Libby, filling in time until her friend finishes work at 9pm, decides to head back to the store. The boy goes with her. She sends her last text message to a friend, giving him her landline phone number at 6.32pm.
Her body is found 23 hours later, near-naked and badly beaten, hidden face down under ginger bushes in the Wairoa Stream.
She lies just 600m from where her killer says he last saw her at Kerikeri High. Within 24 hours, a school hall has been turned into a shrine to a bubbly and popular girl.
Near her body, on the grassy knoll, police find a "significant" pool of blood, two torn-off bra hooks, a necklace with purple beads and a name tag with "Liberty" on it.
They also find a broken silver star necklace, given to her by a close friend on the day she moved to Auckland, and two soft-drink bottles.

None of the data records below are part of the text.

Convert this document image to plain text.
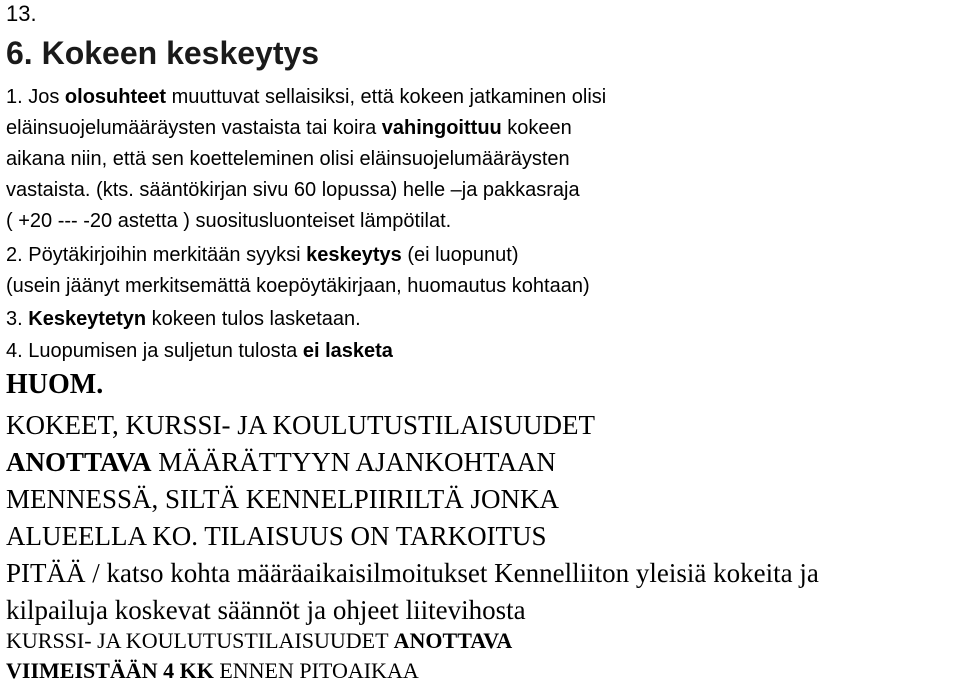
13.

6. Kokeen keskeytys

1. Jos olosuhteet muuttuvat sellaisiksi, että kokeen jatkaminen olisi

eläinsuojelumääräysten vastaista tai koira vahingoittuu kokeen

aikana niin, että sen koetteleminen olisi eläinsuojelumääräysten

vastaista. (kts. sääntökirjan sivu 60 lopussa) helle –ja pakkasraja

( +20 --- -20 astetta ) suositusluonteiset lämpötilat.

2. Pöytäkirjoihin merkitään syyksi keskeytys (ei luopunut)

(usein jäänyt merkitsemättä koepöytäkirjaan, huomautus kohtaan)

3. Keskeytetyn kokeen tulos lasketaan.

4. Luopumisen ja suljetun tulosta ei lasketa

HUOM.

KOKEET, KURSSI- JA KOULUTUSTILAISUUDET

ANOTTAVA MÄÄRÄTTYYN AJANKOHTAAN

MENNESSÄ, SILTÄ KENNELPIIRILTÄ JONKA

ALUEELLA KO. TILAISUUS ON TARKOITUS

PITÄÄ / katso kohta määräaikaisilmoitukset Kennelliiton yleisiä kokeita ja

kilpailuja koskevat säännöt ja ohjeet liitevihosta

KURSSI- JA KOULUTUSTILAISUUDET ANOTTAVA

VIIMEISTÄÄN 4 KK ENNEN PITOAIKAA
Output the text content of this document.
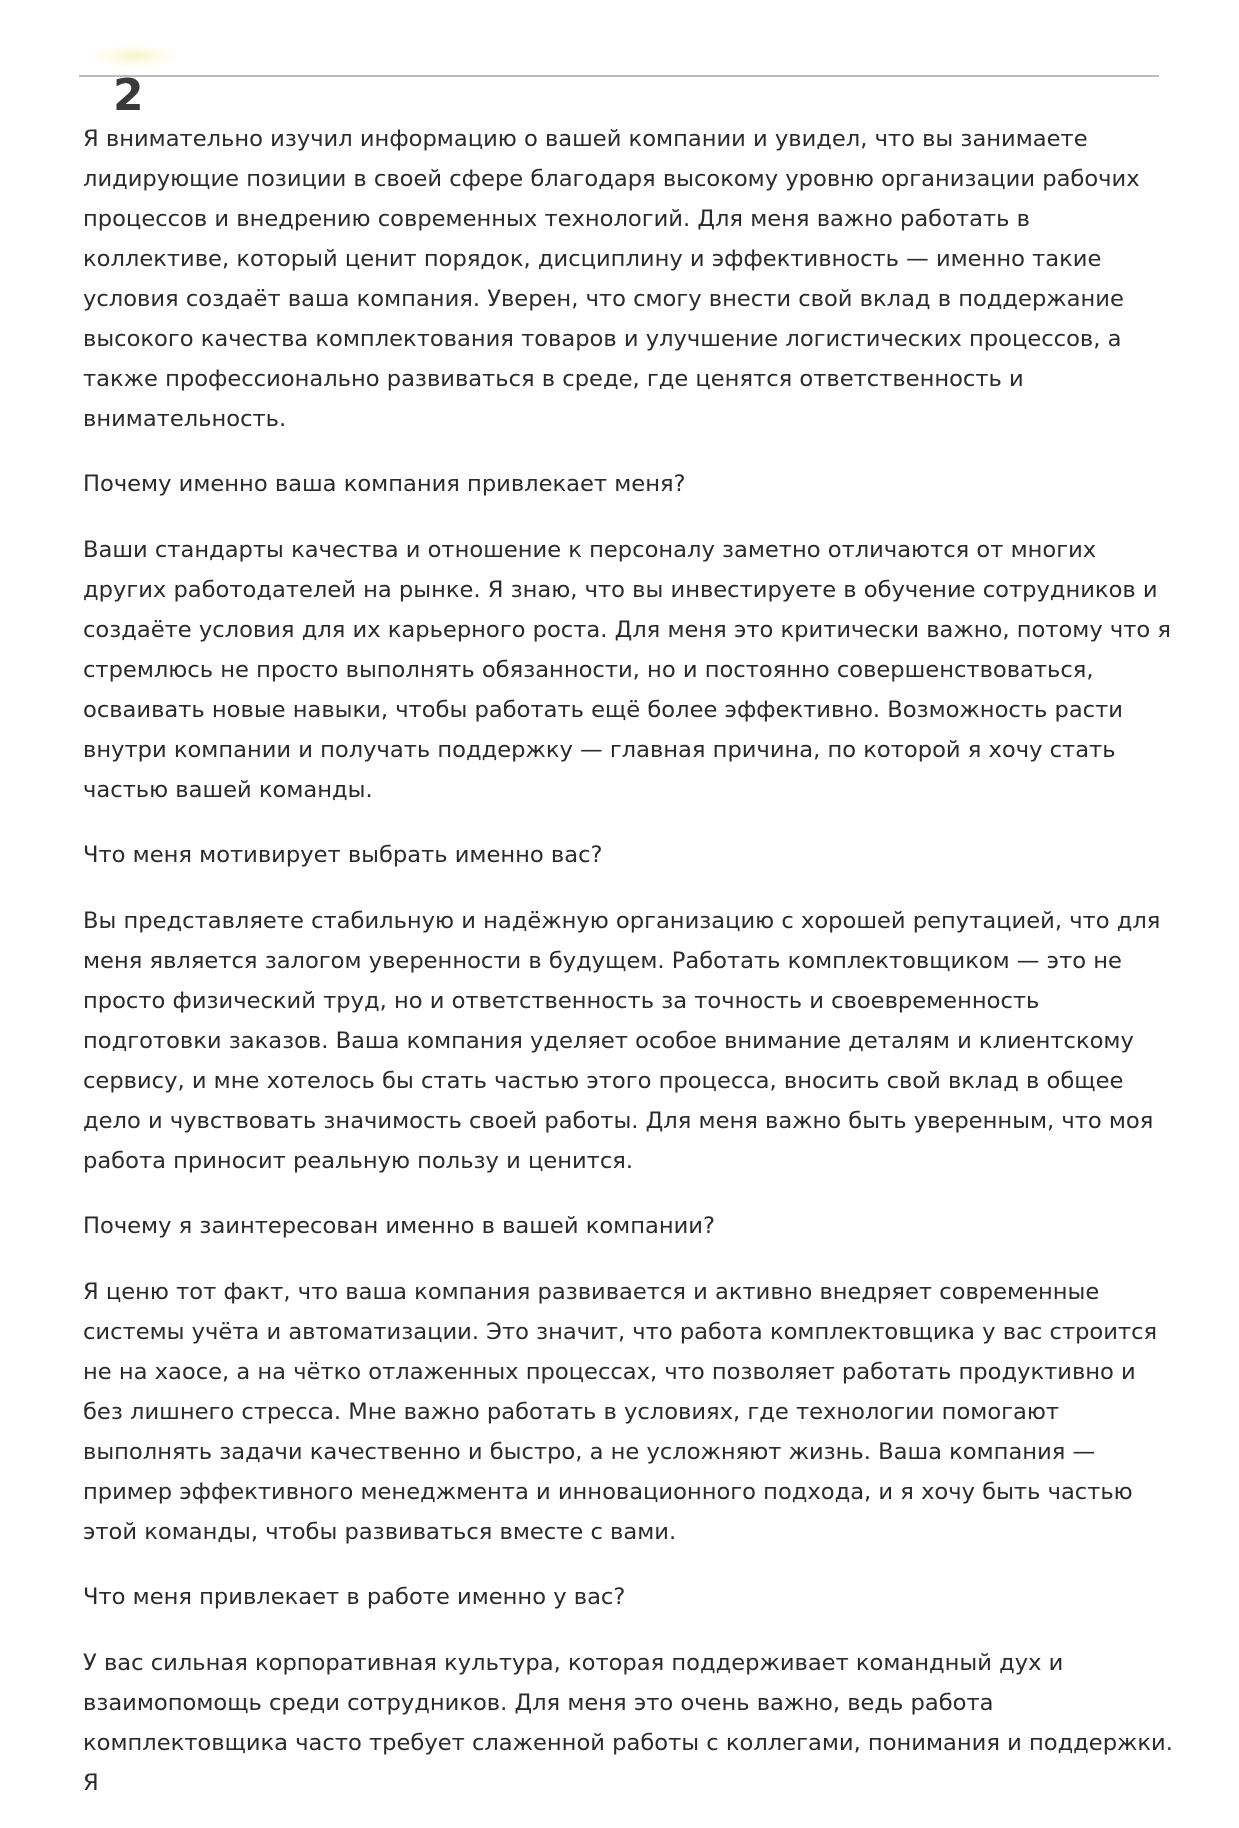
2

Я внимательно изучил информацию о вашей компании и увидел, что вы занимаете лидирующие позиции в своей сфере благодаря высокому уровню организации рабочих процессов и внедрению современных технологий. Для меня важно работать в коллективе, который ценит порядок, дисциплину и эффективность — именно такие условия создаёт ваша компания. Уверен, что смогу внести свой вклад в поддержание высокого качества комплектования товаров и улучшение логистических процессов, а также профессионально развиваться в среде, где ценятся ответственность и внимательность.

Почему именно ваша компания привлекает меня?

Ваши стандарты качества и отношение к персоналу заметно отличаются от многих других работодателей на рынке. Я знаю, что вы инвестируете в обучение сотрудников и создаёте условия для их карьерного роста. Для меня это критически важно, потому что я стремлюсь не просто выполнять обязанности, но и постоянно совершенствоваться, осваивать новые навыки, чтобы работать ещё более эффективно. Возможность расти внутри компании и получать поддержку — главная причина, по которой я хочу стать частью вашей команды.

Что меня мотивирует выбрать именно вас?

Вы представляете стабильную и надёжную организацию с хорошей репутацией, что для меня является залогом уверенности в будущем. Работать комплектовщиком — это не просто физический труд, но и ответственность за точность и своевременность подготовки заказов. Ваша компания уделяет особое внимание деталям и клиентскому сервису, и мне хотелось бы стать частью этого процесса, вносить свой вклад в общее дело и чувствовать значимость своей работы. Для меня важно быть уверенным, что моя работа приносит реальную пользу и ценится.

Почему я заинтересован именно в вашей компании?

Я ценю тот факт, что ваша компания развивается и активно внедряет современные системы учёта и автоматизации. Это значит, что работа комплектовщика у вас строится не на хаосе, а на чётко отлаженных процессах, что позволяет работать продуктивно и без лишнего стресса. Мне важно работать в условиях, где технологии помогают выполнять задачи качественно и быстро, а не усложняют жизнь. Ваша компания — пример эффективного менеджмента и инновационного подхода, и я хочу быть частью этой команды, чтобы развиваться вместе с вами.

Что меня привлекает в работе именно у вас?

У вас сильная корпоративная культура, которая поддерживает командный дух и взаимопомощь среди сотрудников. Для меня это очень важно, ведь работа комплектовщика часто требует слаженной работы с коллегами, понимания и поддержки. Я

POLICE say the boy attacked her there and dragged her into the stream. He says she walked there, storming off angrily, her hands covering her bleeding face after he accidentally knocked her over when they went to get a road cone from the water.
In the video interview recorded three hours after Libby's body was found, the boy repeats what he has already told them several times, saying he left Liberty near the school and hasn't seen her since.
Afterwards, he says, he cycled home, showered, and watched the comedy movie Liar, Liar.
He tells police he was wearing a green shirt but when asked for the clothes he had on, gives them a blue one.
On Monday, November 3, in a second video interview, the boy is shown a security camera image of himself and denies knowing where the green shirt is.
By Wednesday, November 5, detectives execute a search warrant at the boy's home and find a plastic bag containing a green blood-soaked polo-shirt and tissues thrown in the bushes outside his bedroom window.
When the boy is arrested on Friday, November 7, he says he accidentally knocked Libby over, which resulted in them fighting. He says he feared she would tell the police.
"So, um, I strangled her, and I pulled her into the river where no one could find her, and pulled down her clothes so if they do find her it looks like a rape, or someone else."
But he denied this on the stand in court last week, saying he "thought" he had strangled her "because I heard from other people that's how she died".
This was not a normal court case, if there ever is such a thing. For two weeks, the parents from each side - four well-dressed professional people - sit just nine seats apart. None of them or their supporters belong in court.
The case seems to affect everyone. Staff at the cafe down the street study the Templemans' expressions when they arrive for lunch each day, to find out what might have gone on on each day of the two-week proceedings.
EVEN the court staff speak of their sympathy for both sides. There are no winners.
Yesterday, the Templemans and supporters appeared in court, wearing ribbons in Libby's favourite colour, orange - some of them made from the same fabric used to tie the tribute left to her on the railing of the Cobham Rd bridge above the stream in which she died.
It is the same colour they painted her casket three nights before her funeral - where they asked people to "come with colour, come with a smile to a celebration of Libby's life" - to remember a bright and happy person, who dyed her hair bright red and wore different-coloured fluorescent laces in her black Chuck shoes.
Also left on the bridge are Libby's own words, threaded in orange through the memorial, just to remind people of her sunny outlook on life: "Everyone is absolutely gorgeous in their own way."
A POEM FROM LIBBY'S PARENTS
We came here today to contemplate
Our daughter, waiting, at Heaven's gate
Within the arms of God above
With other friends we've lost and loved
We wake each day in disbelief
That Libby's heart no longer beats
But listen carefully and you will hear
Libb's "bubbles of giggles"; they're always near!
The sadness weighs our hearts with grief
Our minds play tricks with disbelief
A thoughtless act, a selfish need
A gutless crime, a dirty deed
We want to hold her, see her once more
And tell how proud she has made us all
Our beautiful girl, so vibrant and true
Rest assured she's watching over you
Let's not forget what truth youth brings
Being honest and open with hearts that sing
Her words will ring out, every day
"Everyone is gorgeous, in their own way."